Mit detektivischer Akribie trug Kronthaler Informationen zu über 20 Grazer Frauen und Fraueninstitutionen zusammen, die einerseits in herausragender Weise zu den Kulturleistungen der Stadt Graz beigetragen haben und anderseits für heutige Frauen Vorbilder sein könnten. Damit ihre Erkenntnisse nicht wieder in Bibliotheken und Archiven verstauben und in Vergessenheit geraten, konzipierte sie die Idee der „FrauenWEGE“. „Es geht darum, das weibliche Antlitz der Kirchengeschichte wieder zu entdecken und in den Blick zu nehmen, bedeutende Frauen der Vergessenheit zu entreißen und ihr Wirken sichtbar zu machen.“ So Michaela Kronthaler bei der Eröffnung und Präsentation des Projekts „FrauenWEGE“.

Interreligiöse Initiative
Vorwiegend im Grazer Innenstadtbereich machen drei thematisch, interreligiös und überkonfessionell gestaltete Rundwege, „Sr.Dr. Maria Klara Fietz-Weg“, „Frieda von Mikola – Sophie von Scherer-Weg“, „Maria Schuber – Margret Bilger-Weg“, der Öffentlichkeit anhand konkreter Lebenswege und Wirkfelder die bewegte Geschichte und facettenreichen Leistungen von Grazer Frauen zugänglich. Es handelt sich dabei um Frauen, die von der Sprengkraft der Mystik und der Religion befähigt waren und wesentlich zur kirchlich-gesellschaftlichen Entwicklung beigetragen haben.
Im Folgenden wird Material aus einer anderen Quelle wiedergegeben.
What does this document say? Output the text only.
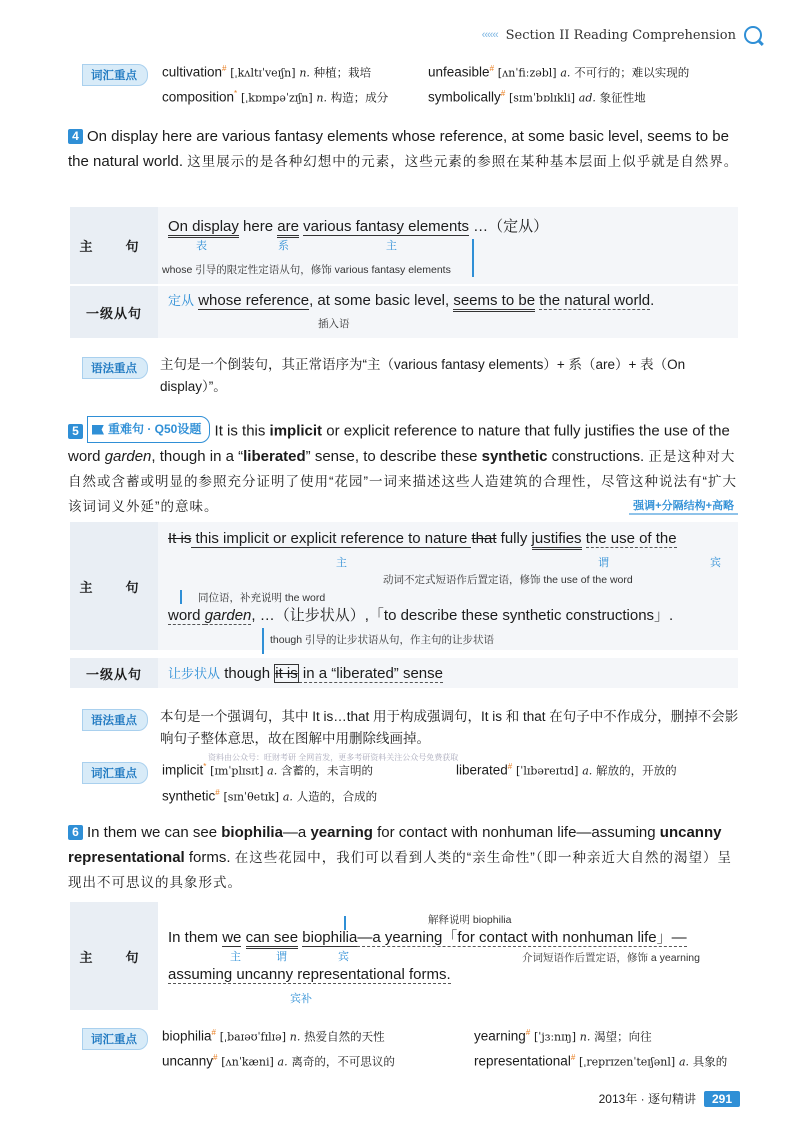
‹‹‹‹‹‹ Section II Reading Comprehension
词汇重点	cultivation# [ˌkʌltɪˈveɪʃn] n. 种植；栽培	unfeasible# [ʌnˈfiːzəbl] a. 不可行的；难以实现的
composition* [ˌkɒmpəˈzɪʃn] n. 构造；成分	symbolically# [sɪmˈbɒlɪkli] ad. 象征性地
4 On display here are various fantasy elements whose reference, at some basic level, seems to be the natural world. 这里展示的是各种幻想中的元素，这些元素的参照在某种基本层面上似乎就是自然界。
主　句
On display here are various fantasy elements …（定从）
表	系	主
whose 引导的限定性定语从句，修饰 various fantasy elements
一级从句
定从 whose reference, at some basic level, seems to be the natural world.
插入语
语法重点	主句是一个倒装句，其正常语序为“主（various fantasy elements）+ 系（are）+ 表（On display）”。
5 重难句 · Q50设题 It is this implicit or explicit reference to nature that fully justifies the use of the word garden, though in a “liberated” sense, to describe these synthetic constructions. 正是这种对大自然或含蓄或明显的参照充分证明了使用“花园”一词来描述这些人造建筑的合理性，尽管这种说法有“扩大该词词义外延”的意味。	强调+分隔结构+高略
主　句
It is this implicit or explicit reference to nature that fully justifies the use of the
主	谓	宾
动词不定式短语作后置定语，修饰 the use of the word
同位语，补充说明 the word
word garden, …（让步状从）,「to describe these synthetic constructions」.
though 引导的让步状语从句，作主句的让步状语
一级从句	让步状从 though it is in a “liberated” sense
语法重点	本句是一个强调句，其中 It is…that 用于构成强调句，It is 和 that 在句子中不作成分，删掉不会影响句子整体意思，故在图解中用删除线画掉。
资料由公众号：旺财考研 全网首发，更多考研资料关注公众号免费获取
词汇重点	implicit* [ɪmˈplɪsɪt] a. 含蓄的，未言明的	liberated# [ˈlɪbəreɪtɪd] a. 解放的，开放的
synthetic# [sɪnˈθetɪk] a. 人造的，合成的
6 In them we can see biophilia—a yearning for contact with nonhuman life—assuming uncanny representational forms. 在这些花园中，我们可以看到人类的“亲生命性”（即一种亲近大自然的渴望）呈现出不可思议的具象形式。
主　句
解释说明 biophilia
In them we can see biophilia—a yearning「for contact with nonhuman life」—
主	谓	宾	介词短语作后置定语，修饰 a yearning
assuming uncanny representational forms.
宾补
词汇重点	biophilia# [ˌbaɪəʊˈfɪlɪə] n. 热爱自然的天性	yearning# [ˈjɜːnɪŋ] n. 渴望；向往
uncanny# [ʌnˈkæni] a. 离奇的，不可思议的	representational# [ˌreprɪzenˈteɪʃənl] a. 具象的
2013年 · 逐句精讲	291
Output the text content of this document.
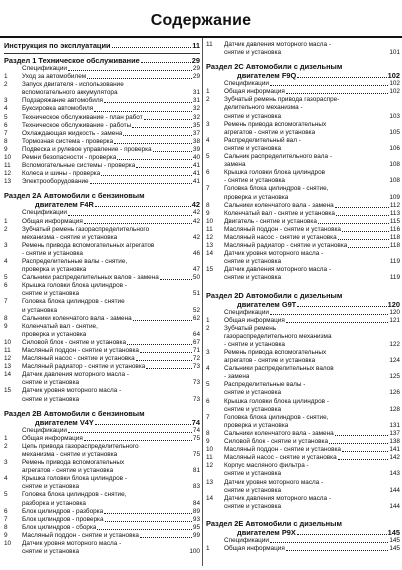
Содержание
Инструкция по эксплуатации	11
Раздел 1 Техническое обслуживание	29
Спецификации	29
1	Уход за автомобилем	29
2	Запуск двигателя - использование
вспомогательного аккумулятора	31
3	Подзаряжание автомобиля	31
4	Буксировка автомобиля	32
5	Техническое обслуживание - план работ	32
6	Техническое обслуживание - работы	35
7	Охлаждающая жидкость - замена	37
8	Тормозная система - проверка	38
9	Подвеска и рулевое управление - проверка	39
10	Ремни безопасности - проверка	40
11	Вспомогательные системы - проверка	41
12	Колеса и шины - проверка	41
13	Электрооборудование	41
Раздел 2А Автомобили с бензиновым
двигателем F4R	42
Спецификации	42
1	Общая информация	42
2	Зубчатый ремень газораспределительного
механизма - снятие и установка	42
3	Ремень привода вспомогательных агрегатов
- снятие и установка	46
4	Распределительные валы - снятие,
проверка и установка	47
5	Сальники распределительных валов - замена	50
6	Крышка головки блока цилиндров -
снятие и установка	51
7	Головка блока цилиндров - снятие
и установка	52
8	Сальники коленчатого вала - замена	62
9	Коленчатый вал - снятие,
проверка и установка	64
10	Силовой блок - снятие и установка	67
11	Масляный поддон - снятие и установка	71
12	Масляный насос - снятие и установка	72
13	Масляный радиатор - снятие и установка	73
14	Датчик давления моторного масла -
снятие и установка	73
15	Датчик уровня моторного масла -
снятие и установка	73
Раздел 2В Автомобили с бензиновым
двигателем V4Y	74
Спецификации	74
1	Общая информация	75
2	Цепь привода газораспределительного
механизма - снятие и установка	75
3	Ремень привода вспомогательных
агрегатов - снятие и установка	81
4	Крышка головки блока цилиндров -
снятие и установка	83
5	Головка блока цилиндров - снятие,
разборка и установка	84
6	Блок цилиндров - разборка	89
7	Блок цилиндров - проверка	93
8	Блок цилиндров - сборка	95
9	Масляный поддон - снятие и установка	99
10	Датчик уровня моторного масла -
снятие и установка	100
11	Датчик давления моторного масла -
снятие и установка	101
Раздел 2С Автомобили с дизельным
двигателем F9Q	102
Спецификации	102
1	Общая информация	102
2	Зубчатый ремень привода газораспре-
делительного механизма -
снятие и установка	103
3	Ремень привода вспомогательных
агрегатов - снятие и установка	105
4	Распределительный вал -
снятие и установка	106
5	Сальник распределительного вала -
замена	108
6	Крышка головки блока цилиндров
- снятие и установка	108
7	Головка блока цилиндров - снятие,
проверка и установка	109
8	Сальники коленчатого вала - замена	112
9	Коленчатый вал - снятие и установка	113
10	Двигатель - снятие и установка	115
11	Масляный поддон - снятие и установка	116
12	Масляный насос - снятие и установка	118
13	Масляный радиатор - снятие и установка	118
14	Датчик уровня моторного масла -
снятие и установка	119
15	Датчик давления моторного масла -
снятие и установка	119
Раздел 2D Автомобили с дизельным
двигателем G9T	120
Спецификации	120
1	Общая информация	121
2	Зубчатый ремень
газораспределительного механизма
- снятие и установка	122
3	Ремень привода вспомогательных
агрегатов - снятие и установка	124
4	Сальники распределительных валов
- замена	125
5	Распределительные валы -
снятие и установка	126
6	Крышка головки блока цилиндров -
снятие и установка	128
7	Головка блока цилиндров - снятие,
проверка и установка	131
8	Сальники коленчатого вала - замена	137
9	Силовой блок - снятие и установка	138
10	Масляный поддон - снятие и установка	141
11	Масляный насос - снятие и установка	142
12	Корпус масляного фильтра -
снятие и установка	143
13	Датчик уровня моторного масла -
снятие и установка	144
14	Датчик давления моторного масла -
снятие и установка	144
Раздел 2Е Автомобили с дизельным
двигателем P9X	145
Спецификации	145
1	Общая информация	145
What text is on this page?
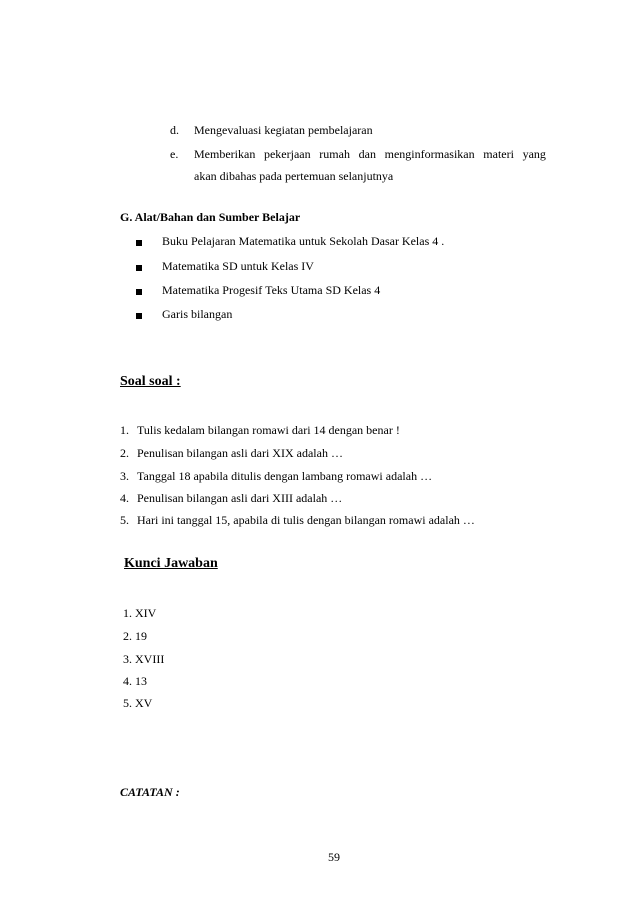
d. Mengevaluasi kegiatan pembelajaran
e. Memberikan pekerjaan rumah dan menginformasikan materi yang
akan dibahas pada pertemuan selanjutnya
G. Alat/Bahan dan Sumber Belajar
Buku Pelajaran Matematika untuk Sekolah Dasar Kelas 4 .
Matematika SD untuk Kelas IV
Matematika Progesif Teks Utama SD Kelas 4
Garis bilangan
Soal soal :
1. Tulis kedalam bilangan romawi dari 14 dengan benar !
2. Penulisan bilangan asli dari XIX adalah …
3. Tanggal 18 apabila ditulis dengan lambang romawi adalah …
4. Penulisan bilangan asli dari XIII adalah …
5. Hari ini tanggal 15, apabila di tulis dengan bilangan romawi adalah …
Kunci Jawaban
1. XIV
2. 19
3. XVIII
4. 13
5. XV
CATATAN :
59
- Der „Sr.Dr. Maria Klara Fietz-Weg“ führt die Teilnehmenden auf die Spur von Frauenklöstern, weiblicher Spiritualität und Ordensgründerinnen.
- Der „Frieda von Mikola – Sophie von Scherer-Weg“ erinnert an die kirchlichen, (sozial)politischen sowie gesellschaftlichen Leistungen von religiös-bewegter Grazerinnen.
- Der „Maria Schuber – Margret Bilder-Weg“ erschließt das Leben und Wirken von Schriftstellerinnen und Künstlerinnen.

Frauenprojekte WOMENT!
Das Projekt „FrauenWEGE“ ist eine der zehn WOMENT!-Netz-Produktionen des feministischen Gesamtprojektes der Kulturhauptstadt Graz 2003. Das Ziel von WOMENT! ist es, Wissen über Frauen, Frauengruppen und für Frauen wichtige Ereignisse in, aus und um Graz zu vermitteln, damit die Geschichte von Frauen in Graz sichtbar zu machen.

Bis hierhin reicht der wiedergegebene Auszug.